Monday 12 November 2012

Armistice Day


I wrote this a few years ago, the first year I opened this blog. this year Armistice day coincided with Remembrance Sunday. I thought I'd bump it again.

This last Sunday was Remembrance Sunday. When you were little did you turn on the telly hoping for the cartoons, and catch the parade? All those people, in uniforms. So many in wheelchairs or using sticks and crutches. So many old people in uniform. And they all look proud to be there. Proud, and somehow guilty. And the woman, whose medals were always on the other side of the chest to most of the men.

Now I'm older I realise that parades like that, they are proud to be there. Proud and happy that they are being remembered. And even more that the people who can't be there were being remembered. And that is where the guilty comes in as well. The fact that they are there and their friends weren't. Why were they spared? in some cases, some may well be thinking why wasn't I? And the woman, and the sons, with the medals on the other side of their chest, walking in a dead man's shoes. They shouldn't be there. their husbands, fathers brothers. They should be there.

But they aren't. They are the folk who were buried with all honours. Or those who have a cross because there wasn't enough bits to find to bury - "missing presumed dead".

"And their words echo back from the graveyards of Flanders, singing old Jack Judge's song."

And now it has come back into the spotlight. War I mean. Iraq  and now Afghanistan. As the adverts say, every day is remembrance day for some families. This has always been the case, but now it is more noticeable perhaps. because now it is our generation who are dying, and being remembered. There are now so many more people who buy a poppy, and actually stop and think about what it means, what it represents.

When we were kids, poppy day, remembrance day was history.
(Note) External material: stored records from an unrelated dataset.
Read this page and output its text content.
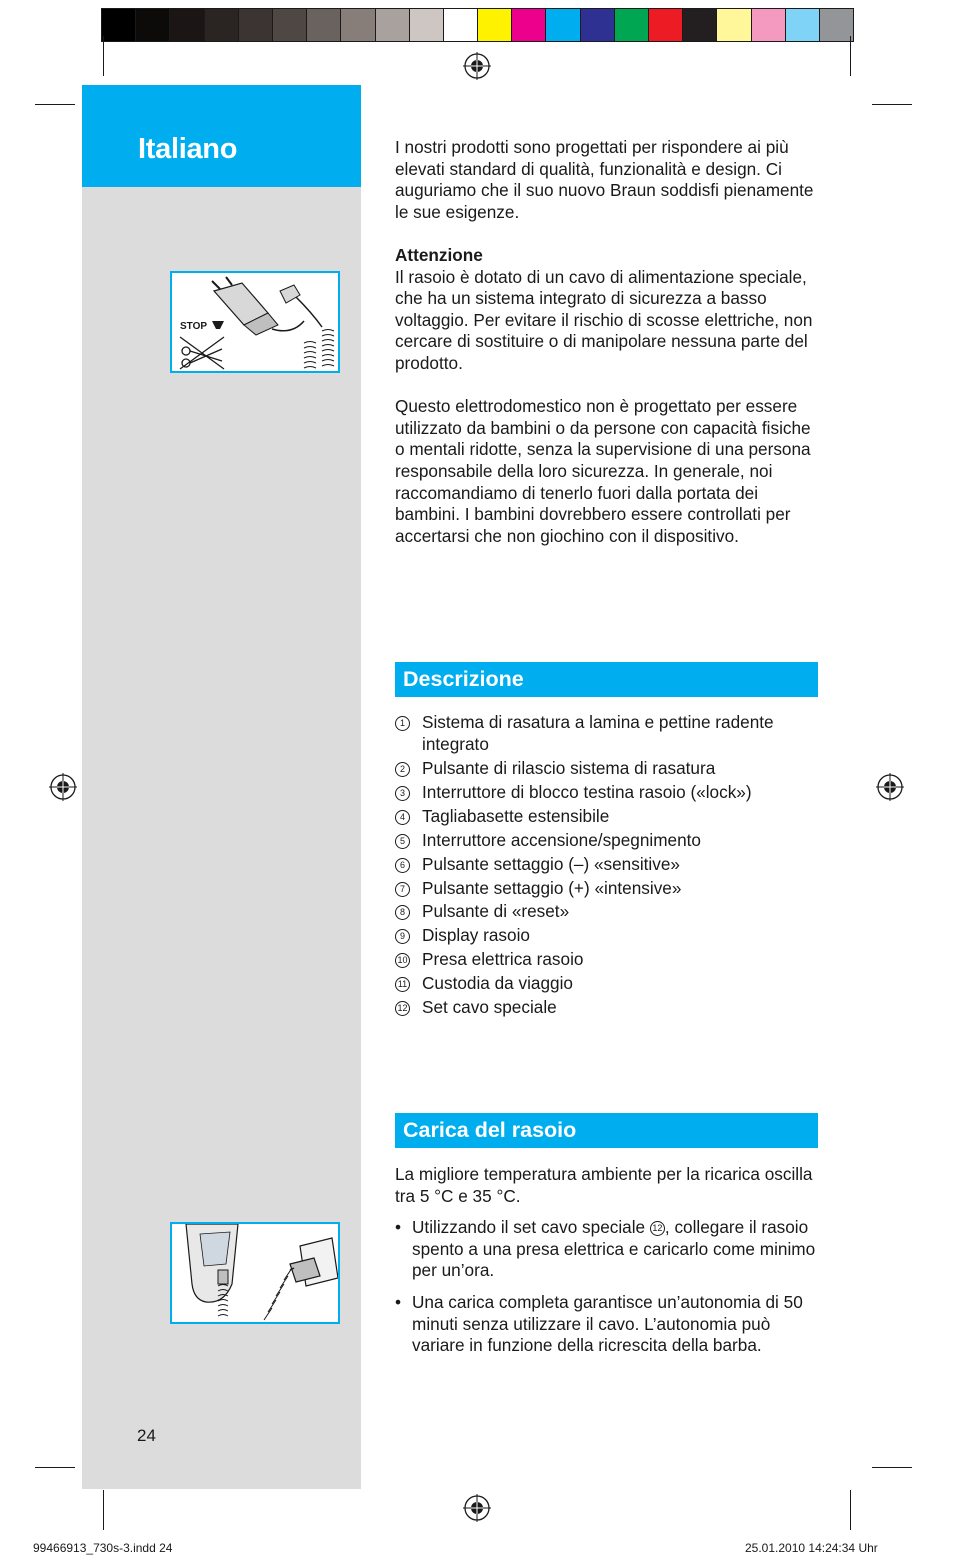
Italiano
STOP
24

I nostri prodotti sono progettati per rispondere ai più elevati standard di qualità, funzionalità e design. Ci auguriamo che il suo nuovo Braun soddisfi pienamente le sue esigenze.

Attenzione

Il rasoio è dotato di un cavo di alimentazione speciale, che ha un sistema integrato di sicurezza a basso voltaggio. Per evitare il rischio di scosse elettriche, non cercare di sostituire o di manipolare nessuna parte del prodotto.

Questo elettrodomestico non è progettato per essere utilizzato da bambini o da persone con capacità fisiche o mentali ridotte, senza la supervisione di una persona responsabile della loro sicurezza. In generale, noi raccomandiamo di tenerlo fuori dalla portata dei bambini. I bambini dovrebbero essere controllati per accertarsi che non giochino con il dispositivo.

Descrizione
1 Sistema di rasatura a lamina e pettine radente integrato
2 Pulsante di rilascio sistema di rasatura
3 Interruttore di blocco testina rasoio («lock»)
4 Tagliabasette estensibile
5 Interruttore accensione/spegnimento
6 Pulsante settaggio (–) «sensitive»
7 Pulsante settaggio (+) «intensive»
8 Pulsante di «reset»
9 Display rasoio
10 Presa elettrica rasoio
11 Custodia da viaggio
12 Set cavo speciale
Carica del rasoio

La migliore temperatura ambiente per la ricarica oscilla tra 5 °C e 35 °C.

• Utilizzando il set cavo speciale 12 , collegare il rasoio spento a una presa elettrica e caricarlo come minimo per un’ora.

• Una carica completa garantisce un’autonomia di 50 minuti senza utilizzare il cavo. L’autonomia può variare in funzione della ricrescita della barba.

99466913_730s-3.indd 24	25.01.2010 14:24:34 Uhr
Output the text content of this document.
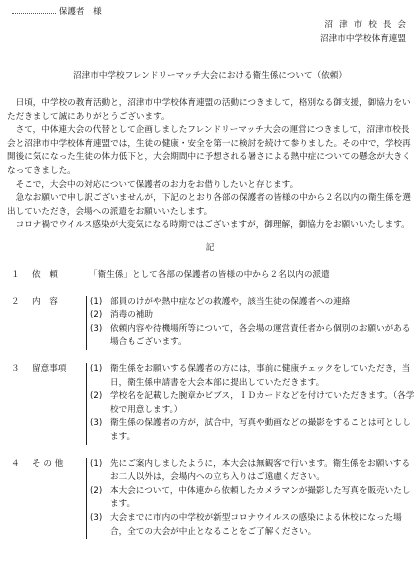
保護者　様
沼津市校長会
沼津市中学校体育連盟
沼津市中学校フレンドリーマッチ大会における衛生係について（依頼）

日頃，中学校の教育活動と，沼津市中学校体育連盟の活動につきまして，格別なる御支援，御協力をいただきまして誠にありがとうございます。

さて，中体連大会の代替として企画しましたフレンドリーマッチ大会の運営につきまして，沼津市校長会と沼津市中学校体育連盟では，生徒の健康・安全を第一に検討を続けて参りました。その中で，学校再開後に気になった生徒の体力低下と，大会期間中に予想される暑さによる熱中症についての懸念が大きくなってきました。

そこで，大会中の対応について保護者のお力をお借りしたいと存じます。

急なお願いで申し訳ございませんが，下記のとおり各部の保護者の皆様の中から２名以内の衛生係を選出していただき，会場への派遣をお願いいたします。

コロナ禍でウイルス感染が大変気になる時期ではございますが，御理解，御協力をお願いいたします。

記
１ 依　頼	「衛生係」として各部の保護者の皆様の中から２名以内の派遣
２ 内　容	(1) 部員のけがや熱中症などの救護や，該当生徒の保護者への連絡
(2) 消毒の補助
(3) 依頼内容や待機場所等について，各会場の運営責任者から個別のお願いがある場合もございます。
３ 留意事項	(1) 衛生係をお願いする保護者の方には，事前に健康チェックをしていただき，当日，衛生係申請書を大会本部に提出していただきます。
(2) 学校名を記載した腕章かビブス，ＩＤカードなどを付けていただきます。（各学校で用意します。）
(3) 衛生係の保護者の方が，試合中，写真や動画などの撮影をすることは可としします。
４ そ の 他	(1) 先にご案内しましたように，本大会は無観客で行います。衛生係をお願いするお二人以外は，会場内への立ち入りはご遠慮ください。
(2) 本大会について，中体連から依頼したカメラマンが撮影した写真を販売いたします。
(3) 大会までに市内の中学校が新型コロナウイルスの感染による休校になった場合，全ての大会が中止となることをご了解ください。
Part of that rich tapestry that so many people don't understand, and in some cases actively resent. People forget that their grandparents were once twenty, thirty years old. That they served in the war. The males in my father's side of the family have a history of military service. But my grandmother and her sisters - they helped as well. Land girls, Plotters under the hills of Portsmouth, Ambulance drivers - nan liked to drive fast until she stopped driving. They all did their part for their country, and did it proudly. They wanted desperately to help any way they could. And their parents, they had been through it all once before, in the first world war. Our parents had the troubles. The IRA, Ireland. "In a station, in a city, a British soldier stood". According to my father Harvey Andrews captured Ireland during the troubles in that song. He said that the first time he had made pretty much anyone listen to it the first time, it moved them to tears.

We don't have that. We don't have the experiences of our parents, our grandparents. And we can't imagine what it must be like. And deep inside, whilst I rage against our shallowness sometimes I'm glad that we probably never will. Because I'm not entirely sure how I would cope, how I would stand up to the legacy that that parade has left for all of us. So I will wear my poppy and try to understand what it must really be like for the people who were there.

This still strikes true. This still is true. I bought my poppy this year. Did you?